Il Parco Nazionale dei Virunga, nell’Est della Repubblica Democratica del Congo, vieta l’accesso a turisti, ambientalisti, studiosi fino al 1° giugno per proteggere i gorilla di montagna dalla diffusione di Covid-19.

Anche i famosi primati sono minacciati dalla diffusione del virus e nel cuore della regione dei Grandi Laghi ne vive circa un terzo della popolazione mondiale, rendendo quindi l’intervento di protezione fondamentale.

Tali animali sono inclini a malattie respiratorie e raffreddori comuni che possono causare la loro morte. Proprio per questo anche nel confinante Ruanda le autorità hanno sospeso l’accesso turistico e le attività di ricerca in tre parchi nazionali, quello dei Vulcani, di Akagera e nella foresta di Nyungwe.

«Tutti gli sforzi possibili vanno attuati. Sappiamo che i gorilla sono molto sensibili alle malattie umane. Di norma chi è affetto da raffreddore o influenza non può andare a vedere le scimmie.
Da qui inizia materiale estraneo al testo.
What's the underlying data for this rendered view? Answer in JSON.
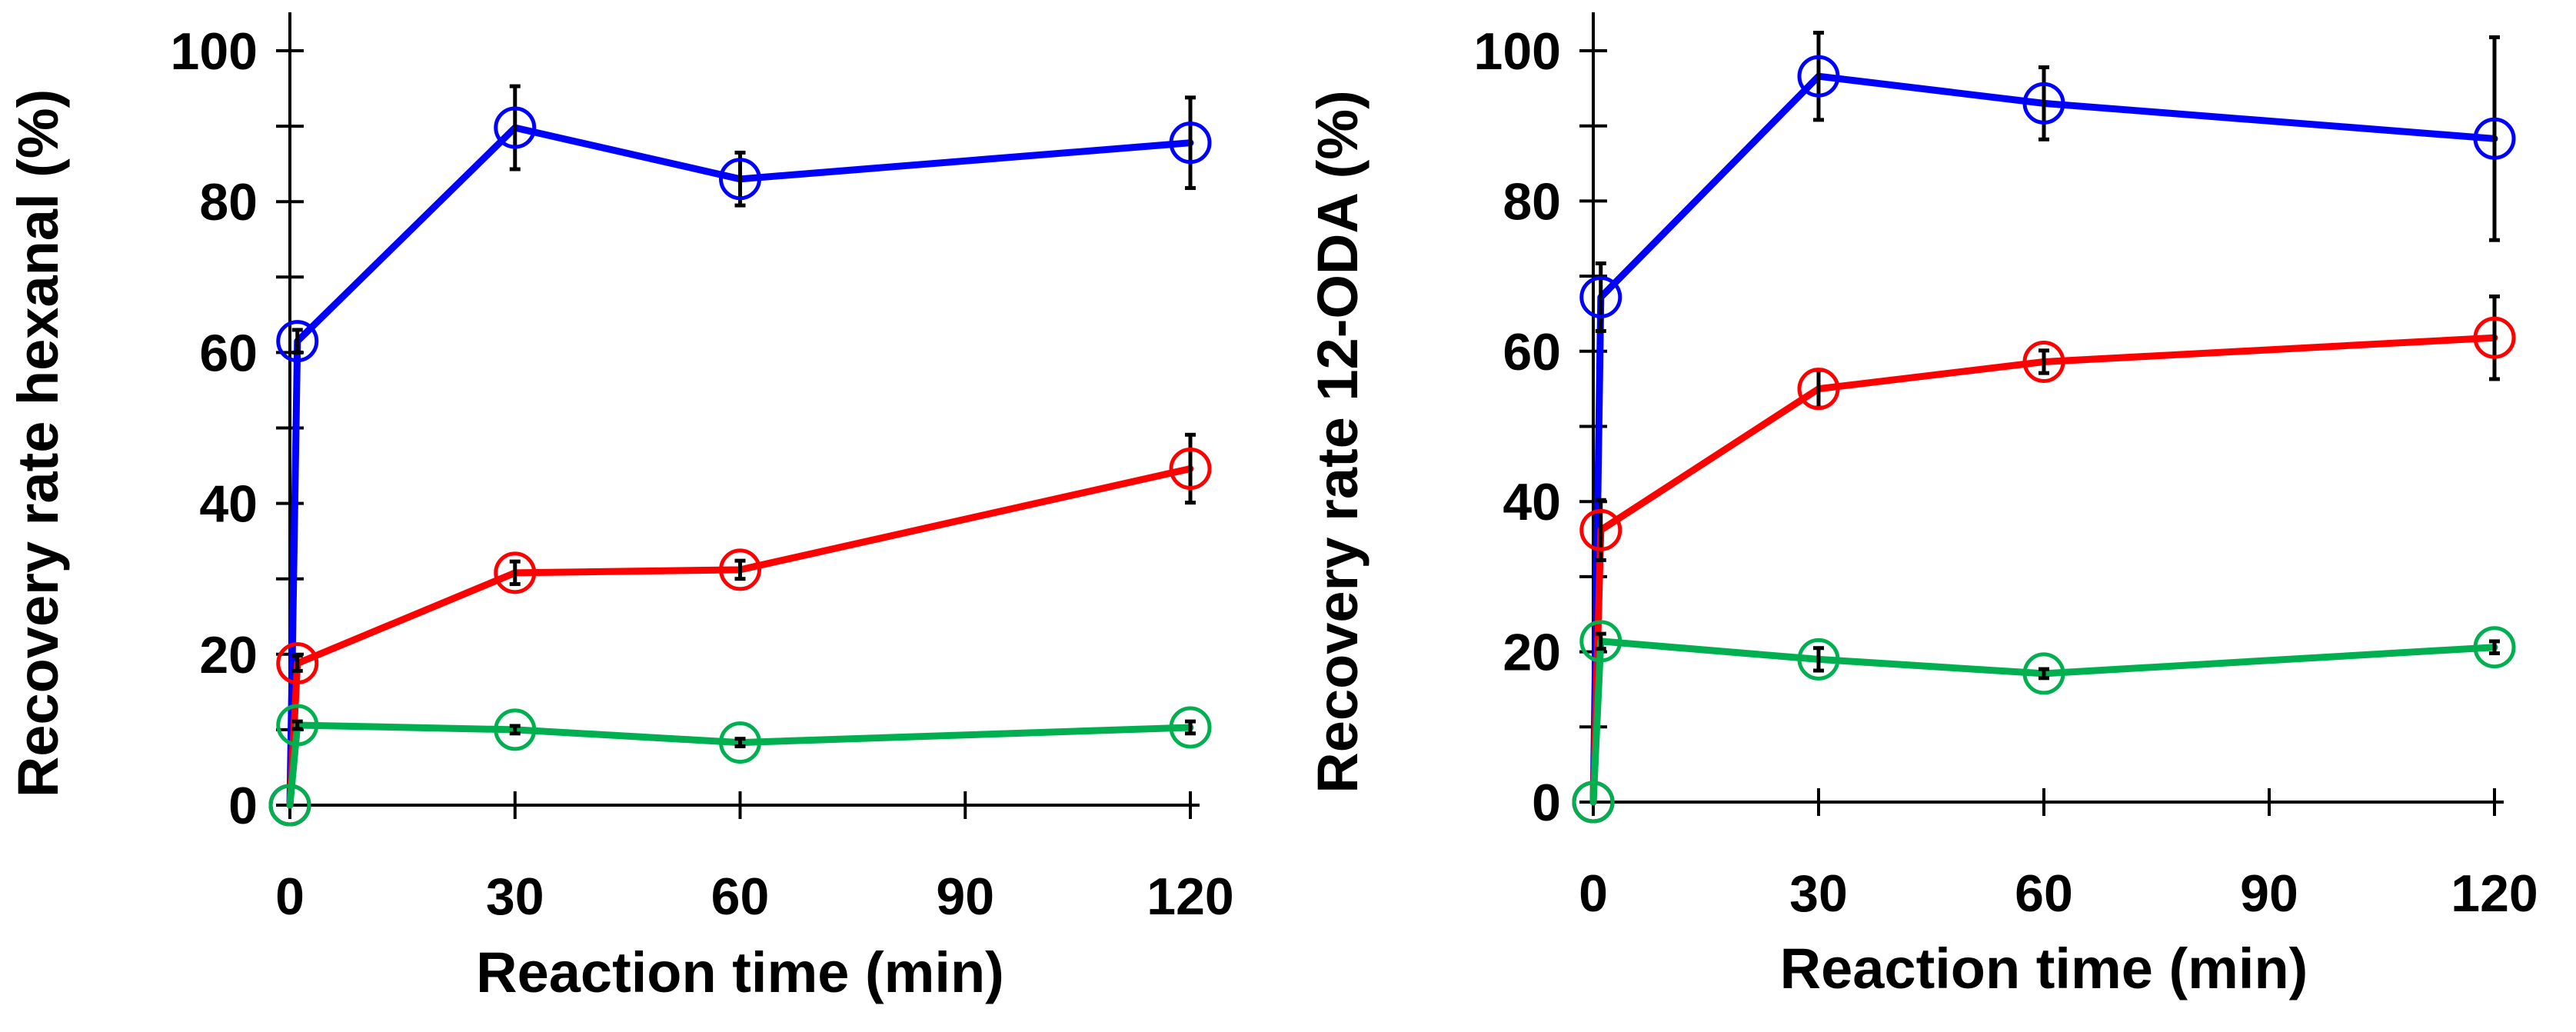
{
  "chart_data": [
    {
      "type": "line",
      "title": "",
      "xlabel": "Reaction time (min)",
      "ylabel": "Recovery rate hexanal (%)",
      "xlim": [
        0,
        120
      ],
      "ylim": [
        0,
        100
      ],
      "xticks": [
        0,
        30,
        60,
        90,
        120
      ],
      "yticks": [
        0,
        20,
        40,
        60,
        80,
        100
      ],
      "x": [
        0,
        1,
        30,
        60,
        120
      ],
      "grid": false,
      "series": [
        {
          "name": "blue",
          "color": "#0000ff",
          "values": [
            0,
            61.5,
            89.8,
            83.0,
            87.8
          ],
          "errors": [
            0,
            1.5,
            5.5,
            3.5,
            6.0
          ]
        },
        {
          "name": "red",
          "color": "#ff0000",
          "values": [
            0,
            18.8,
            30.8,
            31.2,
            44.6
          ],
          "errors": [
            0,
            1.0,
            1.5,
            1.2,
            4.5
          ]
        },
        {
          "name": "green",
          "color": "#00b050",
          "values": [
            0,
            10.6,
            10.0,
            8.3,
            10.3
          ],
          "errors": [
            0,
            0.5,
            0.5,
            0.5,
            0.8
          ]
        }
      ]
    },
    {
      "type": "line",
      "title": "",
      "xlabel": "Reaction time (min)",
      "ylabel": "Recovery rate 12-ODA (%)",
      "xlim": [
        0,
        120
      ],
      "ylim": [
        0,
        100
      ],
      "xticks": [
        0,
        30,
        60,
        90,
        120
      ],
      "yticks": [
        0,
        20,
        40,
        60,
        80,
        100
      ],
      "x": [
        0,
        1,
        30,
        60,
        120
      ],
      "grid": false,
      "series": [
        {
          "name": "blue",
          "color": "#0000ff",
          "values": [
            0,
            67.2,
            96.6,
            93.0,
            88.3
          ],
          "errors": [
            0,
            4.5,
            5.8,
            4.8,
            13.5
          ]
        },
        {
          "name": "red",
          "color": "#ff0000",
          "values": [
            0,
            36.2,
            55.0,
            58.6,
            61.8
          ],
          "errors": [
            0,
            4.0,
            2.5,
            1.5,
            5.5
          ]
        },
        {
          "name": "green",
          "color": "#00b050",
          "values": [
            0,
            21.4,
            19.0,
            17.1,
            20.6
          ],
          "errors": [
            0,
            1.0,
            1.5,
            0.6,
            0.8
          ]
        }
      ]
    }
  ]
}
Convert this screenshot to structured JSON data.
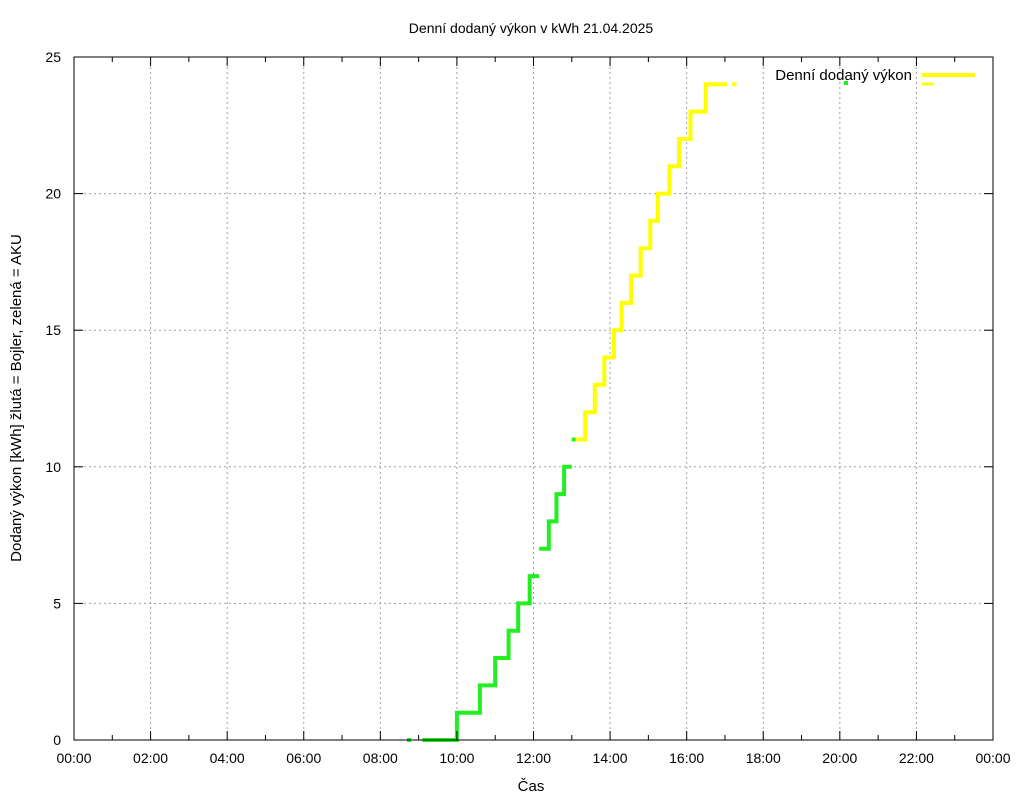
{
  "chart_data": {
    "type": "line",
    "title": "Denní dodaný výkon v kWh 21.04.2025",
    "xlabel": "Čas",
    "ylabel": "Dodaný výkon [kWh]  žlutá = Bojler, zelená = AKU",
    "xlim": [
      0,
      24
    ],
    "ylim": [
      0,
      25
    ],
    "grid": true,
    "legend_position": "top-right",
    "x_tick_labels": [
      "00:00",
      "02:00",
      "04:00",
      "06:00",
      "08:00",
      "10:00",
      "12:00",
      "14:00",
      "16:00",
      "18:00",
      "20:00",
      "22:00",
      "00:00"
    ],
    "y_tick_labels": [
      "0",
      "5",
      "10",
      "15",
      "20",
      "25"
    ],
    "legend": [
      {
        "label": "Denní dodaný výkon",
        "color": "#ffff00"
      }
    ],
    "series": [
      {
        "color": "#22ee22",
        "note_points": [
          [
            8.75,
            0
          ]
        ],
        "x": [
          9.1,
          9.7,
          10.0,
          10.0,
          10.6,
          10.6,
          11.0,
          11.0,
          11.35,
          11.35,
          11.6,
          11.6,
          11.9,
          11.9,
          12.15
        ],
        "y": [
          0,
          0,
          0,
          1,
          1,
          2,
          2,
          3,
          3,
          4,
          4,
          5,
          5,
          6,
          6
        ]
      },
      {
        "color": "#22ee22",
        "x": [
          12.15,
          12.4,
          12.4,
          12.6,
          12.6,
          12.8,
          12.8,
          13.0
        ],
        "y": [
          7,
          7,
          8,
          8,
          9,
          9,
          10,
          10
        ]
      },
      {
        "color": "#22ee22",
        "x": [
          13.0,
          13.1
        ],
        "y": [
          11,
          11
        ]
      },
      {
        "color": "#ffff00",
        "x": [
          13.1,
          13.35,
          13.35,
          13.6,
          13.6,
          13.85,
          13.85,
          14.1,
          14.1,
          14.3,
          14.3,
          14.55,
          14.55,
          14.8,
          14.8,
          15.05,
          15.05,
          15.25,
          15.25,
          15.55,
          15.55,
          15.8,
          15.8,
          16.1,
          16.1,
          16.5,
          16.5,
          16.85
        ],
        "y": [
          11,
          11,
          12,
          12,
          13,
          13,
          14,
          14,
          15,
          15,
          16,
          16,
          17,
          17,
          18,
          18,
          19,
          19,
          20,
          20,
          21,
          21,
          22,
          22,
          23,
          23,
          24,
          24
        ]
      },
      {
        "color": "#ffff00",
        "dashed": true,
        "x": [
          16.85,
          17.3
        ],
        "y": [
          24,
          24
        ]
      }
    ]
  }
}
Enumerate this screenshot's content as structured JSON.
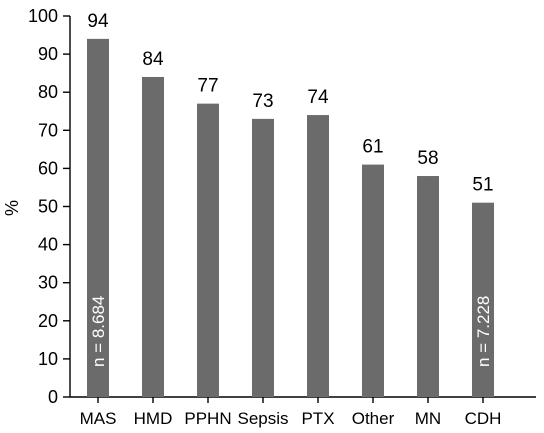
{
  "chart_data": {
    "type": "bar",
    "title": "",
    "xlabel": "",
    "ylabel": "%",
    "ylim": [
      0,
      100
    ],
    "yticks": [
      0,
      10,
      20,
      30,
      40,
      50,
      60,
      70,
      80,
      90,
      100
    ],
    "grid": false,
    "legend": "none",
    "bar_color": "#6b6b6b",
    "categories": [
      "MAS",
      "HMD",
      "PPHN",
      "Sepsis",
      "PTX",
      "Other",
      "MN",
      "CDH"
    ],
    "values": [
      94,
      84,
      77,
      73,
      74,
      61,
      58,
      51
    ],
    "data_labels": [
      "94",
      "84",
      "77",
      "73",
      "74",
      "61",
      "58",
      "51"
    ],
    "annotations": [
      {
        "category": "MAS",
        "text": "n = 8.684"
      },
      {
        "category": "CDH",
        "text": "n = 7.228"
      }
    ]
  }
}
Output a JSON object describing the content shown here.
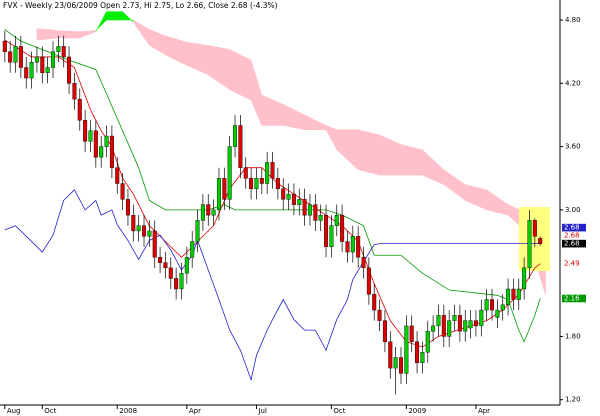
{
  "chart_data": {
    "type": "candlestick",
    "title": "FVX - Weekly 23/06/2009 Open 2.73, Hi 2.75, Lo 2.66, Close 2.68 (-4.3%)",
    "xlim": [
      -0.9,
      103.7
    ],
    "xticks": [
      {
        "value": 0,
        "label": "Aug"
      },
      {
        "value": 7,
        "label": "Oct"
      },
      {
        "value": 21,
        "label": "2008"
      },
      {
        "value": 34,
        "label": "Apr"
      },
      {
        "value": 47,
        "label": "Jul"
      },
      {
        "value": 61,
        "label": "Oct"
      },
      {
        "value": 75,
        "label": "2009"
      },
      {
        "value": 88,
        "label": "Apr"
      }
    ],
    "ylim": [
      1.15,
      4.99
    ],
    "yticks": [
      {
        "value": 1.2,
        "label": "1.20"
      },
      {
        "value": 1.8,
        "label": "1.80"
      },
      {
        "value": 3.0,
        "label": "3.00"
      },
      {
        "value": 3.6,
        "label": "3.60"
      },
      {
        "value": 4.2,
        "label": "4.20"
      },
      {
        "value": 4.8,
        "label": "4.80"
      }
    ],
    "up_color": "#00cc00",
    "down_color": "#dd0000",
    "open": [
      4.6,
      4.5,
      4.4,
      4.55,
      4.35,
      4.25,
      4.4,
      4.45,
      4.3,
      4.35,
      4.5,
      4.55,
      4.45,
      4.2,
      4.05,
      3.85,
      3.65,
      3.75,
      3.5,
      3.6,
      3.7,
      3.4,
      3.25,
      3.1,
      2.95,
      2.8,
      2.85,
      2.75,
      2.8,
      2.55,
      2.5,
      2.45,
      2.35,
      2.25,
      2.4,
      2.55,
      2.7,
      2.9,
      3.05,
      2.95,
      3.0,
      3.3,
      3.1,
      3.6,
      3.8,
      3.4,
      3.3,
      3.2,
      3.3,
      3.25,
      3.45,
      3.3,
      3.2,
      3.1,
      3.15,
      3.05,
      3.1,
      2.95,
      3.05,
      2.9,
      2.95,
      2.65,
      2.85,
      2.95,
      2.7,
      2.6,
      2.75,
      2.55,
      2.45,
      2.2,
      2.05,
      1.95,
      1.75,
      1.5,
      1.6,
      1.45,
      1.9,
      1.75,
      1.55,
      1.65,
      1.85,
      1.9,
      2.0,
      1.8,
      1.95,
      2.0,
      1.85,
      1.88,
      1.95,
      1.9,
      2.05,
      2.15,
      1.98,
      2.05,
      2.1,
      2.25,
      2.15,
      2.25,
      2.45,
      2.9,
      2.73
    ],
    "high": [
      4.7,
      4.6,
      4.65,
      4.65,
      4.45,
      4.5,
      4.55,
      4.55,
      4.45,
      4.6,
      4.65,
      4.65,
      4.55,
      4.3,
      4.15,
      3.95,
      3.85,
      3.85,
      3.7,
      3.8,
      3.8,
      3.5,
      3.35,
      3.2,
      3.05,
      2.95,
      2.95,
      2.9,
      2.9,
      2.65,
      2.6,
      2.55,
      2.45,
      2.5,
      2.65,
      2.8,
      3.0,
      3.15,
      3.15,
      3.1,
      3.4,
      3.4,
      3.7,
      3.9,
      3.9,
      3.5,
      3.4,
      3.4,
      3.4,
      3.55,
      3.55,
      3.4,
      3.3,
      3.25,
      3.25,
      3.2,
      3.2,
      3.15,
      3.15,
      3.05,
      3.05,
      2.95,
      3.05,
      3.05,
      2.8,
      2.85,
      2.85,
      2.65,
      2.55,
      2.3,
      2.15,
      2.05,
      1.85,
      1.7,
      1.7,
      2.0,
      2.0,
      1.85,
      1.75,
      1.95,
      2.0,
      2.1,
      2.1,
      2.05,
      2.1,
      2.1,
      2.05,
      2.05,
      2.05,
      2.15,
      2.25,
      2.25,
      2.15,
      2.2,
      2.35,
      2.35,
      2.35,
      2.55,
      3.0,
      2.92,
      2.75
    ],
    "low": [
      4.4,
      4.3,
      4.3,
      4.25,
      4.15,
      4.15,
      4.3,
      4.2,
      4.2,
      4.25,
      4.4,
      4.35,
      4.1,
      3.95,
      3.75,
      3.55,
      3.55,
      3.4,
      3.4,
      3.5,
      3.3,
      3.15,
      3.0,
      2.85,
      2.7,
      2.7,
      2.65,
      2.65,
      2.45,
      2.4,
      2.35,
      2.25,
      2.15,
      2.15,
      2.3,
      2.45,
      2.6,
      2.8,
      2.85,
      2.85,
      2.9,
      3.0,
      3.0,
      3.5,
      3.3,
      3.2,
      3.1,
      3.1,
      3.15,
      3.15,
      3.2,
      3.1,
      3.0,
      3.0,
      2.95,
      2.95,
      2.85,
      2.85,
      2.8,
      2.8,
      2.55,
      2.55,
      2.75,
      2.6,
      2.5,
      2.5,
      2.45,
      2.35,
      2.1,
      1.95,
      1.85,
      1.65,
      1.4,
      1.25,
      1.35,
      1.35,
      1.65,
      1.45,
      1.45,
      1.55,
      1.75,
      1.8,
      1.7,
      1.7,
      1.85,
      1.75,
      1.75,
      1.78,
      1.8,
      1.8,
      1.95,
      1.95,
      1.88,
      1.95,
      2.0,
      2.05,
      2.05,
      2.15,
      2.35,
      2.65,
      2.66
    ],
    "close": [
      4.5,
      4.4,
      4.55,
      4.35,
      4.25,
      4.4,
      4.45,
      4.3,
      4.35,
      4.5,
      4.55,
      4.45,
      4.2,
      4.05,
      3.85,
      3.65,
      3.75,
      3.5,
      3.6,
      3.7,
      3.4,
      3.25,
      3.1,
      2.95,
      2.8,
      2.85,
      2.75,
      2.8,
      2.55,
      2.5,
      2.45,
      2.35,
      2.25,
      2.4,
      2.55,
      2.7,
      2.9,
      3.05,
      2.95,
      3.0,
      3.3,
      3.1,
      3.6,
      3.8,
      3.4,
      3.3,
      3.2,
      3.3,
      3.25,
      3.45,
      3.3,
      3.2,
      3.1,
      3.15,
      3.05,
      3.1,
      2.95,
      3.05,
      2.9,
      2.95,
      2.65,
      2.85,
      2.95,
      2.7,
      2.6,
      2.75,
      2.55,
      2.45,
      2.2,
      2.05,
      1.95,
      1.75,
      1.5,
      1.6,
      1.45,
      1.9,
      1.75,
      1.55,
      1.65,
      1.85,
      1.9,
      2.0,
      1.8,
      1.95,
      2.0,
      1.85,
      1.95,
      1.95,
      1.9,
      2.05,
      2.15,
      2.05,
      2.05,
      2.1,
      2.25,
      2.15,
      2.25,
      2.45,
      2.9,
      2.75,
      2.68
    ],
    "cloud": {
      "x": [
        6,
        10,
        14,
        17,
        19,
        22,
        24,
        27,
        30,
        34,
        38,
        42,
        46,
        48,
        52,
        56,
        60,
        62,
        66,
        70,
        74,
        78,
        82,
        86,
        90,
        94,
        97,
        99,
        101
      ],
      "span_a": [
        4.61,
        4.63,
        4.63,
        4.69,
        4.88,
        4.88,
        4.78,
        4.56,
        4.47,
        4.37,
        4.28,
        4.14,
        4.04,
        3.8,
        3.8,
        3.76,
        3.76,
        3.57,
        3.38,
        3.33,
        3.33,
        3.33,
        3.24,
        3.09,
        3.0,
        2.95,
        2.81,
        2.53,
        2.19
      ],
      "span_b": [
        4.72,
        4.7,
        4.69,
        4.7,
        4.8,
        4.8,
        4.8,
        4.71,
        4.65,
        4.59,
        4.56,
        4.52,
        4.42,
        4.09,
        4.0,
        3.9,
        3.8,
        3.76,
        3.76,
        3.71,
        3.62,
        3.57,
        3.38,
        3.24,
        3.19,
        3.05,
        2.98,
        2.86,
        2.71
      ],
      "bull_color": "#00ee00",
      "bear_color": "#ffc0cb"
    },
    "series": [
      {
        "color": "#009900",
        "x": [
          0,
          3,
          8,
          12,
          17,
          19,
          22,
          25,
          27,
          30,
          38,
          41,
          43,
          60,
          63,
          67,
          69,
          74,
          78,
          83,
          92,
          94,
          96,
          97,
          99,
          100
        ],
        "values": [
          4.71,
          4.6,
          4.5,
          4.42,
          4.33,
          4.1,
          3.75,
          3.4,
          3.09,
          3.0,
          3.0,
          3.05,
          3.0,
          3.0,
          2.95,
          2.85,
          2.57,
          2.57,
          2.4,
          2.24,
          2.19,
          2.15,
          1.86,
          1.75,
          2.0,
          2.16
        ]
      },
      {
        "color": "#dd0000",
        "x": [
          0,
          5,
          10,
          13,
          16,
          18,
          20,
          22,
          24,
          27,
          30,
          33,
          36,
          39,
          42,
          45,
          48,
          51,
          54,
          57,
          60,
          63,
          66,
          69,
          72,
          75,
          78,
          81,
          84,
          87,
          90,
          93,
          96,
          99,
          100
        ],
        "values": [
          4.61,
          4.45,
          4.45,
          4.35,
          3.95,
          3.75,
          3.6,
          3.3,
          3.15,
          2.85,
          2.7,
          2.55,
          2.7,
          2.85,
          3.2,
          3.4,
          3.4,
          3.25,
          3.15,
          3.05,
          2.95,
          2.85,
          2.7,
          2.3,
          1.95,
          1.75,
          1.7,
          1.8,
          1.85,
          1.9,
          1.95,
          2.05,
          2.2,
          2.45,
          2.49
        ]
      },
      {
        "color": "#2222cc",
        "x": [
          0,
          2,
          7,
          9,
          11,
          13,
          15,
          17,
          18,
          20,
          21,
          23,
          25,
          27,
          29,
          31,
          33,
          35,
          36,
          38,
          40,
          42,
          44,
          46,
          47,
          49,
          50,
          52,
          54,
          56,
          58,
          60,
          62,
          64,
          65,
          67,
          69,
          70
        ],
        "values": [
          2.81,
          2.85,
          2.6,
          2.76,
          3.09,
          3.19,
          3.0,
          3.09,
          2.95,
          3.0,
          2.86,
          2.71,
          2.53,
          2.71,
          2.76,
          2.62,
          2.43,
          2.57,
          2.71,
          2.43,
          2.15,
          1.86,
          1.67,
          1.39,
          1.62,
          1.86,
          1.96,
          2.15,
          1.96,
          1.86,
          1.86,
          1.67,
          1.96,
          2.15,
          2.34,
          2.51,
          2.67,
          2.68
        ]
      }
    ],
    "price_labels": [
      {
        "value": 2.68,
        "color": "#2222cc",
        "filled": true
      },
      {
        "value": 2.68,
        "color": "#dd0000",
        "filled": false
      },
      {
        "value": 2.68,
        "color": "#000000",
        "filled": true
      },
      {
        "value": 2.49,
        "color": "#dd0000",
        "filled": false
      },
      {
        "value": 2.16,
        "color": "#009900",
        "filled": true
      }
    ]
  }
}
A maggior ragione ora, questa precauzione vale per portatori sani e asintomatici di Covid-19 che potrebbero mettere in pericolo i primati», ha detto all’Associated Press Paula Kahumbu, conservazionista keniana e direttrice di Wildlife Direct. In base a studi pregressi, nel 98% dei casi non viene rispettata la distanza di sicurezza di 7 metri tra l’uomo e l’animale: a infrangerla sono, nel 60% dei casi, i turisti, e nel 40% i gorilla.

Oltre ad essere una specie protetta a rischio estinzione dal 1996, i gorilla di montagna rappresentano per i tre Paesi dei Grandi Laghi (Rd Congo, Uganda, Ruanda) un interesse turistico di primaria importanza che contribuisce al Pil e che dà lavoro a decine di locali tra guide, studiosi e ranger. I permessi per un trekking nelle montagne dove vivono costano tra i 600 e i 1000 dollari.

Il parco congolese dei Virunga è inoltre patrimonio mondiale dell’umanità dell’Unesco e in vita è rimasto solo un migliaio di gorilla di montagna. La popolazione è fortemente diminuita nell’ultimo secolo a causa del bracconaggio, delle malattie, della natura (fulmini, alberi che cadono) e delle attività umane che minacciano le aree protette.